DRI IPB

Konsumsi Domestik Melemah

konsumsi
Warta IPTEK

Konsumsi Domestik Melemah


konsumsiBadan Perencanaan Pembangunan Nasional (Bappenas) menyatakan, pelemahan konsumsi domestik sudah mulai terjadi, diindikasikan dari kecenderungan terjadinya deflasi.

“Memang kami melihat ada kecenderungan pelemahan pada sisi konsumsi masyarakat. Salah satunya diindikasikan oleh kecenderungan adanya deflasi, ujar Deputi Evaluasi Kinerja Pembangunan Bappenas Bambang Widianto di Jakarta kemarin.

Dia menjelaskan, kecenderungan pelemahan konsumsi masyarakat bisa disebabkan oleh beberapa faktor, yakni akibat kenaikan harga bahan-bahan kebutuhan (cost push) dan penurunan permintaan (demand pull).

Saat ini penurunan konsumsi tersebut ditengarai terjadi akibat adanya penerapan prioritas pada pengeluaran atau konsumsi oleh masyarakat akibat keterbatasan pendapatan untuk belanja. Terkait dengan besarnya kontribusi konsumsi terhadap pertumbuhan ekonomi domestik, Bambang mengatakan bahwa laju pertumbuhan ekonomi diperkirakan melambat seiring pelemahan konsumsi.Pertumbuhan ekonomi pada kuartal I/2009 diperkirakan hanya akan berkisar 4,3″4,8 persen.

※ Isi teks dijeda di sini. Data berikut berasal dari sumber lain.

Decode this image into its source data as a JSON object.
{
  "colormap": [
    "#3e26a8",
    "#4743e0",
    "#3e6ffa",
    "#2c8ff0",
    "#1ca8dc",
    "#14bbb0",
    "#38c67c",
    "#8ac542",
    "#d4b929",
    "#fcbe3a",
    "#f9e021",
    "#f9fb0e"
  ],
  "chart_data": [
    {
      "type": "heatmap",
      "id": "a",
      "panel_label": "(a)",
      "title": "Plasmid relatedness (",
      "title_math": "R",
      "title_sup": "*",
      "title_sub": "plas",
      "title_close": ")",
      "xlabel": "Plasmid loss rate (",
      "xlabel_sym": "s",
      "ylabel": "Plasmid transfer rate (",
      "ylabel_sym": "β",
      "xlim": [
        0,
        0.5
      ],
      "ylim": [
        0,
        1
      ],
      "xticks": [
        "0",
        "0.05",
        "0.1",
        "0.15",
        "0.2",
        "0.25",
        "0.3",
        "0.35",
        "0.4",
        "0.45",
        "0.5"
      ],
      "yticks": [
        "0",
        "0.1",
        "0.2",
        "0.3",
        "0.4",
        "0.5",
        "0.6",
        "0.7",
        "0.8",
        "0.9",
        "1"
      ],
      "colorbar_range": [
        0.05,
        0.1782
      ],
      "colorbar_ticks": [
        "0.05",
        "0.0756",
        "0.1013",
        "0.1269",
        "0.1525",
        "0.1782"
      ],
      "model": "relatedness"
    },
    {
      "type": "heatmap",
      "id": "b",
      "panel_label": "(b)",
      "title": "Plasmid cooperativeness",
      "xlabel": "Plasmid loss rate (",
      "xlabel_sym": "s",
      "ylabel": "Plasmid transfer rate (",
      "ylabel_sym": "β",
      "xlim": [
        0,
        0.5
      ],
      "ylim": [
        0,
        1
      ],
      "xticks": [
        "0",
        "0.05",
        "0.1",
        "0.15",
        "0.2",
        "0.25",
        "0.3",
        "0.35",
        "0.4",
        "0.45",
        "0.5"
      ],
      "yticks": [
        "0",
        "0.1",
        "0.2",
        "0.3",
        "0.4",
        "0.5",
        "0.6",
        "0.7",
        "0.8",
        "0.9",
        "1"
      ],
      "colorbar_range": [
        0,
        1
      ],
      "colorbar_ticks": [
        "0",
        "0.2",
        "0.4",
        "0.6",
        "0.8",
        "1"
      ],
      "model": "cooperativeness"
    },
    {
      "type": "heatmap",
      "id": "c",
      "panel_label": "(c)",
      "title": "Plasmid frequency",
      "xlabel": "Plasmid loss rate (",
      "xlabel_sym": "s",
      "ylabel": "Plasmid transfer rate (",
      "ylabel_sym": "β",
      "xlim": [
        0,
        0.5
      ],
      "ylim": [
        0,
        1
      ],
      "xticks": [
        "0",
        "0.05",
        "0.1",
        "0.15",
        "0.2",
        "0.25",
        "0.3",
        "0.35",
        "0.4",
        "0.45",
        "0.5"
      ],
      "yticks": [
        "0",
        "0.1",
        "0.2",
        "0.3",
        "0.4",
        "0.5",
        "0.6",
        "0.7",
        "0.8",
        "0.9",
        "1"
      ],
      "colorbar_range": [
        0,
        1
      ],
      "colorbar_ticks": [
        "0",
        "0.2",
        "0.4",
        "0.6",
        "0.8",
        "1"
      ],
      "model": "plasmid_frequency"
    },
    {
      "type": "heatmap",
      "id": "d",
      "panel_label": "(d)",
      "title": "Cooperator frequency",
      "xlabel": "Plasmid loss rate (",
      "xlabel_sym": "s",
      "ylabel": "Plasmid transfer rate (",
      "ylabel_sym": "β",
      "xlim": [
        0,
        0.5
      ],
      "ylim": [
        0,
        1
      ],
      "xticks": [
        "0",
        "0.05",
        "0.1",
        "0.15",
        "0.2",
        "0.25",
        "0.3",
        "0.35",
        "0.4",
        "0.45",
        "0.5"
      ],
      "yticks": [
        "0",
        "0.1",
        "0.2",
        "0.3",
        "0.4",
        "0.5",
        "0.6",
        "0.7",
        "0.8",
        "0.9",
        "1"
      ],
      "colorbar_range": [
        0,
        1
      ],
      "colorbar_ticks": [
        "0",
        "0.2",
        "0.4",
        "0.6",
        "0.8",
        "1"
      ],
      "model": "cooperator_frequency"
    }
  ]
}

“Mulanya kita ekspektasikan (pertumbuhan) di angka 6 persen, tapi sepertinya akan turun di level 4,3″4,8 persen. Angka resminya akan dirilis BPS (Badan Pusat Statistik) bulan ini,” tuturnya.

Peneliti Ekonomi Lembaga Ilmu Pengetahuan Indonesia (LIPI) Latif Adam membenarkan kecenderungan pelemahan konsumsi domestik sudah makin jelas. “Ini bisa dilihat dari adanya kecenderungan deflasi kembali pada April yang lalu,” kata dia. Pelemahan konsumsi domestik juga harus dilihat sebagai bukti bertambahnya jumlah pengangguran.

Karena itu, Latif mendesak agar pemerintah secepatnya mengalokasikan berbagai program belanja yang dapat memperkuat daya beli masyarakat sehingga konsumsi domestik bisa tetap dijaga. Terlebih, konsumsi domestik merupakan faktor paling penting untuk mengejar target pertumbuhan ekonomi,setelah kontribusi sektor perdagangan melalui ekspor dan kegiatan penanaman modal merosot.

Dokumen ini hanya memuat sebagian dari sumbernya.